Horizontal part of a stairway

A stair tread is the horizontal portion of a set of stairs on which a person walks. The tread can be composed of wood, metal, plastic, or other materials. In residential settings, treads can be covered in carpeting. Stair treads can come in non-slip varieties, particularly in commercial or industrial locations.
== Styles of tread ==
There are a number of different styles of tread:
=== Mid flight treads ===
- Straight or flier
  A standard oblong shaped tread. used in a straight flight.
- Diminishing flier
  Set into the straight section of flight before a turn, with one end narrower than the other Used to change the pitch of the handrail before a 180º turn.
- Winder
  wider at one end, used to turn the flight.
- Kite winder
  A quadrilateral shaped tread, used in the corner of a turn: hence the kite name.
=== Feature or starting treads ===
Source:

These treads are used to embellish the start of a flight of stairs, they may have either a straight front to them or a commode/curved front to enhance them further.
- Curtail
  An ornate tread that follows the spiral of a volute handrail, the back of the tread will cut into itself and then return along the flight.
- Bullnose
  A straight tread with the front corners rounded off.
- "D" ends
  So called as they look like a D shape attached to the end of the tread. A common style that may be carried up the flight for a number of treads.
- Tower
  The tower feature is a cylindrical addition to the front corner of a tread, intended for setting a newel post onto, the tower may be positioned dependent on the handrail termination.
- Commode front
  The addition of a curve to the front of a tread to create a more decorative feature.

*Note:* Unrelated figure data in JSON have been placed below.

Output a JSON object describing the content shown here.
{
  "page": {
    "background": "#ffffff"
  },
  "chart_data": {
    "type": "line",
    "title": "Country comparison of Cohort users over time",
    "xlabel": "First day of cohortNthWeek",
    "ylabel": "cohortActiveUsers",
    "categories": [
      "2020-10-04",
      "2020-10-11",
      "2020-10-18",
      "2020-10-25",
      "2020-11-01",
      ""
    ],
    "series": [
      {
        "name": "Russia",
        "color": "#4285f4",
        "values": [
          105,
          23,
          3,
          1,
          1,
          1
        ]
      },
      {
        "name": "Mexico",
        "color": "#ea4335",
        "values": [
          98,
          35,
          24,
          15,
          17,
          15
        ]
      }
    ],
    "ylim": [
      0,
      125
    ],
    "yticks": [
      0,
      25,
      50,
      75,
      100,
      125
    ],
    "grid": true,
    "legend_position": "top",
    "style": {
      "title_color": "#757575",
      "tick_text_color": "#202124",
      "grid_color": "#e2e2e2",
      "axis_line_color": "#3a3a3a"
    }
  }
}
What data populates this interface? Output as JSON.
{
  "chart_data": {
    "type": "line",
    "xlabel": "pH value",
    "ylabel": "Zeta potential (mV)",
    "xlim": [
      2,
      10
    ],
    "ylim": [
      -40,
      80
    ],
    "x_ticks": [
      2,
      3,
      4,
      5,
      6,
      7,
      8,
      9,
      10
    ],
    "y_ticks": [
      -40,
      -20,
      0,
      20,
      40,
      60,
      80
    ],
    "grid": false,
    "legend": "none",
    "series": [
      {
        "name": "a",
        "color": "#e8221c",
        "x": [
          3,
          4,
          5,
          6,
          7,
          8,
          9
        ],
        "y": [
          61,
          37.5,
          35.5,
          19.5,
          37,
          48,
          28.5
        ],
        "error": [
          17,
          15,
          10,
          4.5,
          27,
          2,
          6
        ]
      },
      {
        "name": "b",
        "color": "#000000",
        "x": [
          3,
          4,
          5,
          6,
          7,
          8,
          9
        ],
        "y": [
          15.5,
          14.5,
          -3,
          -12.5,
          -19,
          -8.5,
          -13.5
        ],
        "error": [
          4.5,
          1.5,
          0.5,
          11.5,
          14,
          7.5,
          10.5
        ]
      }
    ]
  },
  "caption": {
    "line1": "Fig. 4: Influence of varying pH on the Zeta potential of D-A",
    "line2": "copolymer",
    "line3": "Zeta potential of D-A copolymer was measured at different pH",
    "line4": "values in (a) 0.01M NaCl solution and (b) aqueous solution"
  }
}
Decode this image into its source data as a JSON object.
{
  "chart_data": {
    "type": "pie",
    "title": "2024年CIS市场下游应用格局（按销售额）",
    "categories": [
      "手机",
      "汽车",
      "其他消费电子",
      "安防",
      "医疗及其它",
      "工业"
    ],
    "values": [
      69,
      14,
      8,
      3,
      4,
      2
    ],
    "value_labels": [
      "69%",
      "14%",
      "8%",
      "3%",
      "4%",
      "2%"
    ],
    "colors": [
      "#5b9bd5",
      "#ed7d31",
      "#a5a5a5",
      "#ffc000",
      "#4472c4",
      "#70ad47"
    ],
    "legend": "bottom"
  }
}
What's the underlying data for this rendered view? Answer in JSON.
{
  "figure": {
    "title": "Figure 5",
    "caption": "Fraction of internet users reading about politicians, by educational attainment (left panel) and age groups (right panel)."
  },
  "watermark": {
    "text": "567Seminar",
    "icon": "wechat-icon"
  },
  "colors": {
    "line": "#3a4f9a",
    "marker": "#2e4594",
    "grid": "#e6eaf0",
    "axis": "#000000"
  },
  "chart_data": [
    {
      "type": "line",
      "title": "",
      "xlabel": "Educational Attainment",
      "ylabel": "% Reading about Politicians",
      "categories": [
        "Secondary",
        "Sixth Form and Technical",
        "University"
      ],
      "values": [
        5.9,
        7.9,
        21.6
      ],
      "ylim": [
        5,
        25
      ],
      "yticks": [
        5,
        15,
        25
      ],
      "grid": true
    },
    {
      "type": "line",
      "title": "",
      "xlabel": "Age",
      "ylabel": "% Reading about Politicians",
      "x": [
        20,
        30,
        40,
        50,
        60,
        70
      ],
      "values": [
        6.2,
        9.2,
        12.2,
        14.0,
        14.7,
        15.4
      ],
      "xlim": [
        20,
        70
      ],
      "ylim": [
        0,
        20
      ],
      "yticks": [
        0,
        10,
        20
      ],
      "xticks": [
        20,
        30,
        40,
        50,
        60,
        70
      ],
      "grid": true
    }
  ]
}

== USAB & ADA compliance ==
According to the United States Access Board, stair treads in buildings shall have uniform tread depths that are 11 inches, or 280 mm, at minimum. Treads are not permitted to have a slope steeper than 1:48.

All stair tread installations must comply with Regulation 302 of the ADA Standards for Accessible Design. The regulation states that the surface of the [tread] must be firm, stable, and slip-resistant.

== Notable sets of stair treads ==

The Dylan's Candy Bar flagship location features a stair case consisting of 53 resin stair treads and three landings that are embedded with real candy and equipped with inserted abrasion strips.

China's first children's design museum, Kids Museum of Glass, has alternating black and white stair treads on its central staircase, earning the nickname "The Piano Staircase".

As part of the Underground Shopping Center Public Art Project, the Seoul Metropolitan Facilities Management Corporation built a piano staircase in the underground passage at Euljiro 1-ga Station. Each step lit up and played a note as it was walked on.

IDEO Labs' interns created a musical staircase during summer of 2011. Each tread played a different sound when stepped on.

Johns Hopkins University students turned a Hackerman Hall staircase into a piano, with a new note per step. The Hopkins Robotics Club modified the staircase so the treads played the C scale.